Toler8: Uncovering the dynamics of cellular and molecular pathways for immune tolerance in hemophilia A

Hemophilia A (HA), a hemorrhagic disease caused mainly by mutations of the F8 gene, is intensively treated with proteins and, more recently, with GT. One of the most difficult complications is the development of inhibitory alloantibodies to the infused FVIII protein and an immune response to viral vectors and the F8 transgene according to GT.
The Toler8 project aims to unravel new ways to regulate immune tolerance to successful and durable next-generation FVIII therapies by taking advantage of innovative tools and in vivo preclinical models developed by the applicant and collaborators under this proposal. Toler8 specifically aims to:
1. improve knowledge of the mechanisms of immune tolerance and use this knowledge to develop novel approaches that optimize GT and protein therapy that work better than existing approaches.
2. identify biomarkers in preclinical models that enable a personalized approach and therapeutic regimens.

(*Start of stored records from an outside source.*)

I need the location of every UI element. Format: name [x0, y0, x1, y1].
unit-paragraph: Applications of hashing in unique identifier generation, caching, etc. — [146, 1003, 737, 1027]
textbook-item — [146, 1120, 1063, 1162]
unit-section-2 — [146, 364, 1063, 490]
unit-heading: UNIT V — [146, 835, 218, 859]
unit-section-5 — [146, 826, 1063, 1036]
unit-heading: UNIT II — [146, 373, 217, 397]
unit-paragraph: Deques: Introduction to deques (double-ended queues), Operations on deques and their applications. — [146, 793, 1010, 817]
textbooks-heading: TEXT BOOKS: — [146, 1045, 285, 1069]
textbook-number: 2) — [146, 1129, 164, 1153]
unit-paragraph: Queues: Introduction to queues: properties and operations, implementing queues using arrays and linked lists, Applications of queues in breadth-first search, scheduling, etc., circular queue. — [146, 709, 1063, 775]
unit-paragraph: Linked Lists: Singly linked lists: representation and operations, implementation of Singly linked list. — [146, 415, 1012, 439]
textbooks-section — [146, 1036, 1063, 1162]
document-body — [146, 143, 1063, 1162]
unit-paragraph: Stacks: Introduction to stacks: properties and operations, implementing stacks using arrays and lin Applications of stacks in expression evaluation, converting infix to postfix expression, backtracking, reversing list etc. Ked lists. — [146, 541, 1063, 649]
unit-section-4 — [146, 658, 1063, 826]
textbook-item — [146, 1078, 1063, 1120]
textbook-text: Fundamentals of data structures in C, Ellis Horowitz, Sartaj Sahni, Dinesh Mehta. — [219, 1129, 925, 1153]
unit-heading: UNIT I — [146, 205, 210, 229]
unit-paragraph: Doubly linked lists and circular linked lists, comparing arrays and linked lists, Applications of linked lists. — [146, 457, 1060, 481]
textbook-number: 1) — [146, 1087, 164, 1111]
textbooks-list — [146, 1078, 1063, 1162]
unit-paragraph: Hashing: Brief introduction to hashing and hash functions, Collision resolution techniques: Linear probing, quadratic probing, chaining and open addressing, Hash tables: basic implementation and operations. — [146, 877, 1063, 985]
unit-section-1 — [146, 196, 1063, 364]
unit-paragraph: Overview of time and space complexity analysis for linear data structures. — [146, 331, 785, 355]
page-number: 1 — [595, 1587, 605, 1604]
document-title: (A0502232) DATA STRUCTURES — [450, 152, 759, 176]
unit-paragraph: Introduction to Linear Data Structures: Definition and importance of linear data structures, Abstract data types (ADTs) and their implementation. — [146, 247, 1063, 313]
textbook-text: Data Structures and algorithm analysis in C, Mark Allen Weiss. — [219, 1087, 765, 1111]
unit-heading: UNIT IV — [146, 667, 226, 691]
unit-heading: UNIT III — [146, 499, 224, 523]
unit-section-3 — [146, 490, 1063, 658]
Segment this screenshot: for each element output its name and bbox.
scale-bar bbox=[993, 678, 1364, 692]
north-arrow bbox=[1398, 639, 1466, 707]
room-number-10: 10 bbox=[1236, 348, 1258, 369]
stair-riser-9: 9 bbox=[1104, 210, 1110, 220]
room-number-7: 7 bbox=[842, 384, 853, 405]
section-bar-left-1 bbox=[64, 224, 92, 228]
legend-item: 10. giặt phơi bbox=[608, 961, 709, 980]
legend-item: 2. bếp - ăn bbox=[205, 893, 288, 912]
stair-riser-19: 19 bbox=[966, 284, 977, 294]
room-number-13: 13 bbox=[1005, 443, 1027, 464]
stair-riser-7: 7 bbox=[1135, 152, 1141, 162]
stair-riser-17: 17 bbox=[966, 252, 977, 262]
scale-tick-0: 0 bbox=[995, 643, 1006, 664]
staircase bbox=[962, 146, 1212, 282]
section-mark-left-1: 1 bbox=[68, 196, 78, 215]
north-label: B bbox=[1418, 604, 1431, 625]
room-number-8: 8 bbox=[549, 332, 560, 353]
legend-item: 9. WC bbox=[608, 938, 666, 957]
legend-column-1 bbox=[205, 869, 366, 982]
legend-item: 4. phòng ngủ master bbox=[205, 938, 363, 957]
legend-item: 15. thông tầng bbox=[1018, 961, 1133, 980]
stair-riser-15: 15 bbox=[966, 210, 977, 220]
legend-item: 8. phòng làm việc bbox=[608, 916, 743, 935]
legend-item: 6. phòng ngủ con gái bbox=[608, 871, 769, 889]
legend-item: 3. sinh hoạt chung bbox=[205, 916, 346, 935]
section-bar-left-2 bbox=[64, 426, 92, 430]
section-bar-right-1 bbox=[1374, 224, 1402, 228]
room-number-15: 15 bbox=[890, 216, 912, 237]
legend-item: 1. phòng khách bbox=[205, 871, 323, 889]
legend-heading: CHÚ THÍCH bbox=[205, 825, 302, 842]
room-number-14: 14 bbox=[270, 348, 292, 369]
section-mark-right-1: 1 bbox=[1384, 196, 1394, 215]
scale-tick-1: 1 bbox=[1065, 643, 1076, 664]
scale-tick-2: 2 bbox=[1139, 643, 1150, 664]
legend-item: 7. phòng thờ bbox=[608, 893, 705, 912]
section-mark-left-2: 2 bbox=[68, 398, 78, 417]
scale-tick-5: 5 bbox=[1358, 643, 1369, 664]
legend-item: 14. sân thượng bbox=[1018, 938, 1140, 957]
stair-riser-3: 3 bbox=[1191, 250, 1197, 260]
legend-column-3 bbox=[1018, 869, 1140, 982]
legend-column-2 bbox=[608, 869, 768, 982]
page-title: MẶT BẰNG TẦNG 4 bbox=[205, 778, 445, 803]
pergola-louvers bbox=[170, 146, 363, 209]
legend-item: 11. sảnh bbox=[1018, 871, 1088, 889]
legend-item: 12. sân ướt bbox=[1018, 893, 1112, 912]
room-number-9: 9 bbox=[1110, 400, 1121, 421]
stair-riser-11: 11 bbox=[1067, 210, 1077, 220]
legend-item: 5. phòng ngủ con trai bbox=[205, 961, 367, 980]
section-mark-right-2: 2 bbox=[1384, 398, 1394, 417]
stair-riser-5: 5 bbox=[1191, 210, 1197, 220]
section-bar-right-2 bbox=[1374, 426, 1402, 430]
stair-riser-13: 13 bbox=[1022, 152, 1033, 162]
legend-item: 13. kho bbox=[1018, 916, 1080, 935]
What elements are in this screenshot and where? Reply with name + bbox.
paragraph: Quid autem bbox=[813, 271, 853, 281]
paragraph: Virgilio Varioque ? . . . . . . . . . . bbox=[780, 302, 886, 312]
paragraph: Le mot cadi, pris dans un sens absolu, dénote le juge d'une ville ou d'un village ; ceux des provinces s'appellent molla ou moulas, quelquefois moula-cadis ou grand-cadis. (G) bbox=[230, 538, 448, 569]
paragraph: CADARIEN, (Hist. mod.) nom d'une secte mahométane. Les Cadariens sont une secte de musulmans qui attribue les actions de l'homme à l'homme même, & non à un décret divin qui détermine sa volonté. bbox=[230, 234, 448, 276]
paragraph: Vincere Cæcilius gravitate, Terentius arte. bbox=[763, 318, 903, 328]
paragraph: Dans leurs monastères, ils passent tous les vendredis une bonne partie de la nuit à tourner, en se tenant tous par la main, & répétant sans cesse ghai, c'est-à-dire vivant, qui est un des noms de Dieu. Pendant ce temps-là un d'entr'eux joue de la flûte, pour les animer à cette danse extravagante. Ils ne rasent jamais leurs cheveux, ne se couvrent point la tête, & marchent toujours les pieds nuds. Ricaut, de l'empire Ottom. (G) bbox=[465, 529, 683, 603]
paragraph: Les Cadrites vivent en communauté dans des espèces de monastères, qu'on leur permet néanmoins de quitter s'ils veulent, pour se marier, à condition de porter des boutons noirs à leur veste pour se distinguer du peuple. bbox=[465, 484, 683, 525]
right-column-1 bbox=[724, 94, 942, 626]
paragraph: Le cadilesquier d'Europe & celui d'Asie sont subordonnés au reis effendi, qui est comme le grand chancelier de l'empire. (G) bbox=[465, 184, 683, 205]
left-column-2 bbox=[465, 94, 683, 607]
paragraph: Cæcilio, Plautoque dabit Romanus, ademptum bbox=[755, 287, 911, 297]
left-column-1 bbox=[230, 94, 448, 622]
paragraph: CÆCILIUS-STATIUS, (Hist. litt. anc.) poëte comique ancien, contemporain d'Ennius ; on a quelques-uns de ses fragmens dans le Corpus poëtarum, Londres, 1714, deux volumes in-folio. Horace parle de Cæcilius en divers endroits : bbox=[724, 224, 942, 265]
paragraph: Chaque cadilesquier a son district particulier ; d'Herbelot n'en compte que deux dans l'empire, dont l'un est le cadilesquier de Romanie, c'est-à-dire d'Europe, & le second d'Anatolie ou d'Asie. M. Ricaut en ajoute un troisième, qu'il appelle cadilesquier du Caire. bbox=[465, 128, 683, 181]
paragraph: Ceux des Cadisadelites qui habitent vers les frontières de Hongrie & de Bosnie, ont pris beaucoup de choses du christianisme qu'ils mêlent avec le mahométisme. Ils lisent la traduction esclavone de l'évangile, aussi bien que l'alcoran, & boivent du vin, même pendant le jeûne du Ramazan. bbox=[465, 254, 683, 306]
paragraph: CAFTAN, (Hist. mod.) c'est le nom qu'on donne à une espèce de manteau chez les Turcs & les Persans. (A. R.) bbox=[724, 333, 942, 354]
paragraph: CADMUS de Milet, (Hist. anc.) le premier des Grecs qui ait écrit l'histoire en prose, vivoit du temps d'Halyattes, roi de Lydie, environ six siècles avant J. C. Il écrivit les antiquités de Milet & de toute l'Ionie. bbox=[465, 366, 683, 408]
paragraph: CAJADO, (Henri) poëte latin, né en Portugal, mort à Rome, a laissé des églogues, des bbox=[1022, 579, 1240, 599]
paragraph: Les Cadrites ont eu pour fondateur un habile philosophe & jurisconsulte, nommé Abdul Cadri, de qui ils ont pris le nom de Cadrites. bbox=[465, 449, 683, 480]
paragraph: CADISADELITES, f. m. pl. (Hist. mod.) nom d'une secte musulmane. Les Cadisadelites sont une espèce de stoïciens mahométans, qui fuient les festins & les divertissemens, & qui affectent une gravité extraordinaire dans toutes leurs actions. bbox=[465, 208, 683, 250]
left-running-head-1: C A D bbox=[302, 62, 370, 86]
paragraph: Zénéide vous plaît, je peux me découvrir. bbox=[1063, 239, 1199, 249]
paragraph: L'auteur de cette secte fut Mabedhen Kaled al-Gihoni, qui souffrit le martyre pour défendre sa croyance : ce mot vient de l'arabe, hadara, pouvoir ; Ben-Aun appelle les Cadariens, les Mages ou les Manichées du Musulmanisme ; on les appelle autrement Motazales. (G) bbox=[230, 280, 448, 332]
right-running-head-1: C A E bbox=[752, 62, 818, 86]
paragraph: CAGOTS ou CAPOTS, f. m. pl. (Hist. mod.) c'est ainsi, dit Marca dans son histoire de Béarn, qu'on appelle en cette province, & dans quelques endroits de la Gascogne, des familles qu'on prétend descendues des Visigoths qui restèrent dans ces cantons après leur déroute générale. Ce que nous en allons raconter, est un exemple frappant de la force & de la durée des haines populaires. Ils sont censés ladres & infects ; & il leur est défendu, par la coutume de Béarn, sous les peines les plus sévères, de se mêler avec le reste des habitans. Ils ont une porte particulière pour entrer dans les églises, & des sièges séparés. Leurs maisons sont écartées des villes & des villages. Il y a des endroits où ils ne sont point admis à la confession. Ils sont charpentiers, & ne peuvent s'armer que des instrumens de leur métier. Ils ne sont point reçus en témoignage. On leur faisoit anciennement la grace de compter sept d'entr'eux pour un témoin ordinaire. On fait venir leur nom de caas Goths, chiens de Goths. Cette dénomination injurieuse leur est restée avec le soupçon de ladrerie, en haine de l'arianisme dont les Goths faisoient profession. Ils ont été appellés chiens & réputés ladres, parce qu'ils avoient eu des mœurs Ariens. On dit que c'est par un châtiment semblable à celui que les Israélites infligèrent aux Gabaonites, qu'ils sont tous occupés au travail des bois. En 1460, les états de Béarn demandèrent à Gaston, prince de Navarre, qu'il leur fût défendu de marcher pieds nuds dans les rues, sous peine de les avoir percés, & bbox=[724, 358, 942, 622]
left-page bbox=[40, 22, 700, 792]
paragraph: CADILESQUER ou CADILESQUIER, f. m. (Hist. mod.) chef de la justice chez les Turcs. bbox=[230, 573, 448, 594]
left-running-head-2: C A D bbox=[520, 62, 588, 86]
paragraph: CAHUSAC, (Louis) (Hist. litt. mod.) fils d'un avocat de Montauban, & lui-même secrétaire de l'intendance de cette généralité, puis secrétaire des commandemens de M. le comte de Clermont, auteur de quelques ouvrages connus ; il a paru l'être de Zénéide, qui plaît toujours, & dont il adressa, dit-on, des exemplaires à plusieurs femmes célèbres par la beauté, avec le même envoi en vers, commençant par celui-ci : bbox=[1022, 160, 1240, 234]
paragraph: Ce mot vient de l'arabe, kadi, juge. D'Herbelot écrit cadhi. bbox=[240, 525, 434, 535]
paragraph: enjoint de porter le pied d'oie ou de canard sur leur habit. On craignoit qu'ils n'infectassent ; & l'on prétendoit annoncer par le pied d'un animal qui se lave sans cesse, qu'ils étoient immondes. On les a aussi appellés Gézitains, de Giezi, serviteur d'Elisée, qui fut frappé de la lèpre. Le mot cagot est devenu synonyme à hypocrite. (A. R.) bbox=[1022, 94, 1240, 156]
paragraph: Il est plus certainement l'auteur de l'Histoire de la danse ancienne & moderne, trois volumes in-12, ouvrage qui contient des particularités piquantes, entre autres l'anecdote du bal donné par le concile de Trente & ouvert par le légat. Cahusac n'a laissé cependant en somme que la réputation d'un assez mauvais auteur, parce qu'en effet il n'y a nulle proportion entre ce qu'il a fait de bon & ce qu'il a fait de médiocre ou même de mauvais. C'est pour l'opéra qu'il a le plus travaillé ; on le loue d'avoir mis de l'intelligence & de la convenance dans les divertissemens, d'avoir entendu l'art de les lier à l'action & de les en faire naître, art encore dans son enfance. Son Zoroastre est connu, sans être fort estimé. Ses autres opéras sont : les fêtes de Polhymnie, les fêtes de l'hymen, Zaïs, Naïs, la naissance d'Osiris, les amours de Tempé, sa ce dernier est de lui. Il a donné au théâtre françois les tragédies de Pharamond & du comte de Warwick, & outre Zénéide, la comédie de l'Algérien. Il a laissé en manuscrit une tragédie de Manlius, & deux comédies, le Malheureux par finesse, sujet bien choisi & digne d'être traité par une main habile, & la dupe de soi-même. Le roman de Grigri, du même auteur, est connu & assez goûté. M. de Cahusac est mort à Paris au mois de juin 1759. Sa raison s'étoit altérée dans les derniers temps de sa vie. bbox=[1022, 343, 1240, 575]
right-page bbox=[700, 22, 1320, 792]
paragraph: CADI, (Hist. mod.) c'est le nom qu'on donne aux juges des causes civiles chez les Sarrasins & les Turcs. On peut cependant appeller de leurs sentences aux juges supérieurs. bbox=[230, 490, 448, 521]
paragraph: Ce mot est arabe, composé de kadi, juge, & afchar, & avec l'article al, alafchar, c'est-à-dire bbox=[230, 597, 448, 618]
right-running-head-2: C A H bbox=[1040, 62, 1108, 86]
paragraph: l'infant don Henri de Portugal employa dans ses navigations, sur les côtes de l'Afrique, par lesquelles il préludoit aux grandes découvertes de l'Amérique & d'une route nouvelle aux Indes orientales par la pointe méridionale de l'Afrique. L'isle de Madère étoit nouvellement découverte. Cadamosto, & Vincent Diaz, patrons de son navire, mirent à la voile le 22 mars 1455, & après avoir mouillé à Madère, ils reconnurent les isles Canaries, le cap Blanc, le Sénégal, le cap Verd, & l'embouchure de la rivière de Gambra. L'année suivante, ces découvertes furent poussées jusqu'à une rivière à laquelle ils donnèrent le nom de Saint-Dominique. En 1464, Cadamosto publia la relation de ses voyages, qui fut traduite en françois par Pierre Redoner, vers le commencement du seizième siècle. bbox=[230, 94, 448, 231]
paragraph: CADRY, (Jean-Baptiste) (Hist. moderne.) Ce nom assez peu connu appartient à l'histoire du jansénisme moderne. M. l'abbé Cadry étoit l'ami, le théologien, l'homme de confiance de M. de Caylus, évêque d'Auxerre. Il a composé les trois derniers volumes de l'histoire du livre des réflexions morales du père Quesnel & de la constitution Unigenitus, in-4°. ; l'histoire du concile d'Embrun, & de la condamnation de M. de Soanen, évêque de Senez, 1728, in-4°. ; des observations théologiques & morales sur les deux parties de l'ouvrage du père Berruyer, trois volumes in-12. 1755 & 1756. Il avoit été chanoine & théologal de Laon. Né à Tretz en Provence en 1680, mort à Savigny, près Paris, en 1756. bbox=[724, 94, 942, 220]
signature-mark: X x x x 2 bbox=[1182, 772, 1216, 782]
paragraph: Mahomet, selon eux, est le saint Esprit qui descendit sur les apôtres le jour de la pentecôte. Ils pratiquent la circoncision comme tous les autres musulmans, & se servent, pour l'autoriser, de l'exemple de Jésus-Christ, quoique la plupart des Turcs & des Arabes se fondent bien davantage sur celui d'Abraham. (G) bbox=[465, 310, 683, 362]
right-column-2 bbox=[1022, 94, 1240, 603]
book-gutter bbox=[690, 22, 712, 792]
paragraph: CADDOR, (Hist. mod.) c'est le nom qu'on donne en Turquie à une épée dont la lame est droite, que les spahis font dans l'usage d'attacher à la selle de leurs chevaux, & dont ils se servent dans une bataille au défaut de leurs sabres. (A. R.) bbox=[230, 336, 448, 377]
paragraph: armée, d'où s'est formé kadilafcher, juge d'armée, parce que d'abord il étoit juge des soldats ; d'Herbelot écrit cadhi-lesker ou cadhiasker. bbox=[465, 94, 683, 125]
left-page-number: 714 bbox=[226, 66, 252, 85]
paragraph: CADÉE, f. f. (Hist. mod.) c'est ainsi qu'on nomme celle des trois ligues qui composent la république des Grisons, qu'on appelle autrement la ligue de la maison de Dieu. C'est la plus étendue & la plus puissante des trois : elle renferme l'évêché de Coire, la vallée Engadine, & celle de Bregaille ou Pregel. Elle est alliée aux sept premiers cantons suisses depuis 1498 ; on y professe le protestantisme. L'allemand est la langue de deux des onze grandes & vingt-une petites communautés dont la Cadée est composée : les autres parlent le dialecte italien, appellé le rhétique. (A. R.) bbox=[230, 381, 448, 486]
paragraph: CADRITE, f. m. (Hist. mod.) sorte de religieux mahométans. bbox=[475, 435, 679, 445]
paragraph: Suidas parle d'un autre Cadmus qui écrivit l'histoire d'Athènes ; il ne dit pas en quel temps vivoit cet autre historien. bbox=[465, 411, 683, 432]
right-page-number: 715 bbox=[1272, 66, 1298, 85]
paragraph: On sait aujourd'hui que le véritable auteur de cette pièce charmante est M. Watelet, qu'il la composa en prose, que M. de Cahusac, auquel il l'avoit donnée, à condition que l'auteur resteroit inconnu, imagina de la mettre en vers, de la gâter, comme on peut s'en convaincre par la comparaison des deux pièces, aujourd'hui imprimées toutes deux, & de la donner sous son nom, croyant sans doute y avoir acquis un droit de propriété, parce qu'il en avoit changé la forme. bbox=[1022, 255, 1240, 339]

3. translate these preclinical experimental results to HA patients.

By achieving these goals, the project will provide a roadmap for improving basic and translational knowledge of the key molecular and cellular determinants of immune responses to FVIII protein and gene replacement therapies for HA and build an innovation platform that will advance the field of immune tolerance therapies in both PR and GT.